Siéger autrement: le «care» comme boussole en gouvernance

Conseil d’administration pour l’avancement féminin
Mélanie Dusseault

Les mesures structurelles comme les sièges réservés constituent un levier important pour favoriser la diversité au sein des instances décisionnelles. Elles ne suffisent toutefois pas toujours à transformer les dynamiques collectives ni à créer une véritable ouverture.

C'est dans cet esprit que Chanel Vincent-Dubé, administratrice de sociétés certifiée et récipiendaire de la bourse du Secrétariat à la jeunesse pour la relève en gouvernance, a animé l'atelier «Siéger autrement» lors de la troisième édition de L'Élan, le grand rassemblement de La Lancée. Cette rencontre d'intelligence collective proposait justement de déplacer le regard: explorer ses limites, reconnaître ses biais et apprendre à faire briller les différences de manière profondément humaine et collaborative.

Se reconnaître dans ses différences 

Au cœur de la démarche se trouvait l’éthique du care.

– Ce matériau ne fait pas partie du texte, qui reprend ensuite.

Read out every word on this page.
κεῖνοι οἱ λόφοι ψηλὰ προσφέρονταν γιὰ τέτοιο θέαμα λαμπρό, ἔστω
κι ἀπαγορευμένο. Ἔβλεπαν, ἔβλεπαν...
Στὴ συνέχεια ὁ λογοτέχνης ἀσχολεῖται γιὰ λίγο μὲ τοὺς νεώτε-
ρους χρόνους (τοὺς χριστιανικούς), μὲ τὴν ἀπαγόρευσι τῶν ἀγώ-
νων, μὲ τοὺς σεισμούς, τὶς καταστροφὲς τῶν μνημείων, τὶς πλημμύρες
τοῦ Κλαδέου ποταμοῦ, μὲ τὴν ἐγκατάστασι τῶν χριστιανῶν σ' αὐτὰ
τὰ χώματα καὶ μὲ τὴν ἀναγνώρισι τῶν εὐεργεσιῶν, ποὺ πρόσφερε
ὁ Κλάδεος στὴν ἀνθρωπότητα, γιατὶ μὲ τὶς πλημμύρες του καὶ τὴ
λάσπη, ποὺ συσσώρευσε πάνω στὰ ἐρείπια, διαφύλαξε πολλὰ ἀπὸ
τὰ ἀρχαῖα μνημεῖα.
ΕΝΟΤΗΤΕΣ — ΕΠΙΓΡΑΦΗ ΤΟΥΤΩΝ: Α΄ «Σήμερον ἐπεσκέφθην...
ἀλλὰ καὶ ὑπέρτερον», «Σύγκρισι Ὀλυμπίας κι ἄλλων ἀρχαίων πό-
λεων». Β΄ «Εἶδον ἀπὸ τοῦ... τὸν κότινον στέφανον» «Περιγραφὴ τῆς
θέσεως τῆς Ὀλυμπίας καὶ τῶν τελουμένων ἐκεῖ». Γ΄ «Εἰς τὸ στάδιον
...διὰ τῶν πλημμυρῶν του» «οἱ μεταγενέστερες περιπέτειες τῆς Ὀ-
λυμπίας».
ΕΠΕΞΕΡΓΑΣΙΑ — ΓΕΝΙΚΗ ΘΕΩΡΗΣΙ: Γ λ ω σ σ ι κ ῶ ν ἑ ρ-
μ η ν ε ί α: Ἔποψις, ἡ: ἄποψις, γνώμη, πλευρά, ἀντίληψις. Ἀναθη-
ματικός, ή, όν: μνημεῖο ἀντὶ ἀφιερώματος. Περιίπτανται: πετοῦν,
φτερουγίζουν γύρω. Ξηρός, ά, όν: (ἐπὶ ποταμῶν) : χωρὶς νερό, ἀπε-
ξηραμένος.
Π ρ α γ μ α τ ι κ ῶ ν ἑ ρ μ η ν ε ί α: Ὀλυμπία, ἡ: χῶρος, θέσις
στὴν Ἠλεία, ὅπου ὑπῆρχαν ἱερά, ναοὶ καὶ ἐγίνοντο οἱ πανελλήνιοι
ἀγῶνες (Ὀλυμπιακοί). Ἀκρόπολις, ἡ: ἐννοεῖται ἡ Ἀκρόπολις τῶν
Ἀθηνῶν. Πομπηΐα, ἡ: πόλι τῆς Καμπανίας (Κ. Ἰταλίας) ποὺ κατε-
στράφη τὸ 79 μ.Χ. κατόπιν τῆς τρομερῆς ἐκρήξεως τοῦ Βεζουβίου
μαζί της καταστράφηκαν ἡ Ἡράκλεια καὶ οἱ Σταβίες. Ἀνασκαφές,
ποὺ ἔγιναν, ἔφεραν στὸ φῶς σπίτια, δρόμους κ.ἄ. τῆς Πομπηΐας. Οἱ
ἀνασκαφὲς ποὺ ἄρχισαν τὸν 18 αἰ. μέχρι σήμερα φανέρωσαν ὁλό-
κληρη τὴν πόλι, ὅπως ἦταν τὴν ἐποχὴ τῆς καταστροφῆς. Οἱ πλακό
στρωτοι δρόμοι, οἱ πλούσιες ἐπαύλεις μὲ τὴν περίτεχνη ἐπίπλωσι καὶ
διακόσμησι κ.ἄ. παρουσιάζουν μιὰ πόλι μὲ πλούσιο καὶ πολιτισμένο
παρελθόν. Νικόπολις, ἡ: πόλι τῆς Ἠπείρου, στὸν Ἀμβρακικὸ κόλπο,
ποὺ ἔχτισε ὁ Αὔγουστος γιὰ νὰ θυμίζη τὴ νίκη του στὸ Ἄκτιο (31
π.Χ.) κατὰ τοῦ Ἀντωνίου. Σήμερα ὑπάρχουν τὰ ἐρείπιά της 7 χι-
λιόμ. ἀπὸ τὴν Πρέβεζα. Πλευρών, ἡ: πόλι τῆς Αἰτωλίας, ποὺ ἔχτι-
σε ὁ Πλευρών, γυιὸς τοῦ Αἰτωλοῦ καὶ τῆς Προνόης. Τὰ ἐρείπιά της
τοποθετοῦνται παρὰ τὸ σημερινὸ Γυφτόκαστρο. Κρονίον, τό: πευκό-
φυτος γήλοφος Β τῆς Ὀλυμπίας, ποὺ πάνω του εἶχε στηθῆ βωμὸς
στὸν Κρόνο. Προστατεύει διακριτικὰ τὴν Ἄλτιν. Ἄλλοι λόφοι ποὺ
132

Ce courant de pensée replace la vulnérabilité, l’interdépendance et les relations situées au centre de la réflexion morale. Contrairement aux approches fondées sur des principes abstraits hérités de la modernité rationnelle, le care met de l’avant une responsabilité contextualisée, ancrée dans les pratiques concrètes d’attention et de prise en charge. 

La perspective décoloniale du care, évoquée durant l’atelier à partir des travaux de Maria Grace Salamanca Gonzalez, invite à revisiter nos manières de penser et d’agir en partant de l’expérience vécue. Elle permet de révéler les asymétries de pouvoir qui traversent les organisations et d’envisager la gouvernance à partir des besoins réels des personnes qui les composent. 

Reconnaître ses biais, pratiquer le décentrement 

Le parcours proposé s’articulait en trois axes: reconnaître la pluralité des biais cognitifs, sociaux, identitaires, institutionnels, systémiques et émotionnels; pratiquer le décentrement en assumant activement sa responsabilité au sein du groupe; puis développer l’art d’explorer par le questionnement. 

Une attention particulière a été portée à la manière de questionner: adopter une posture bienveillante, une écoute active et clarifier l’intention derrière chaque intervention. Les questions ouvertes (comment, quoi, dans quelle mesure…) ont été présentées comme des leviers pour comprendre, améliorer ou faire réfléchir, alors que les questions fermées tendent à restreindre l’échange. Ces repères, inspirés notamment des outils du Collège des administrateurs de sociétés, visent à enrichir la qualité des délibérations. 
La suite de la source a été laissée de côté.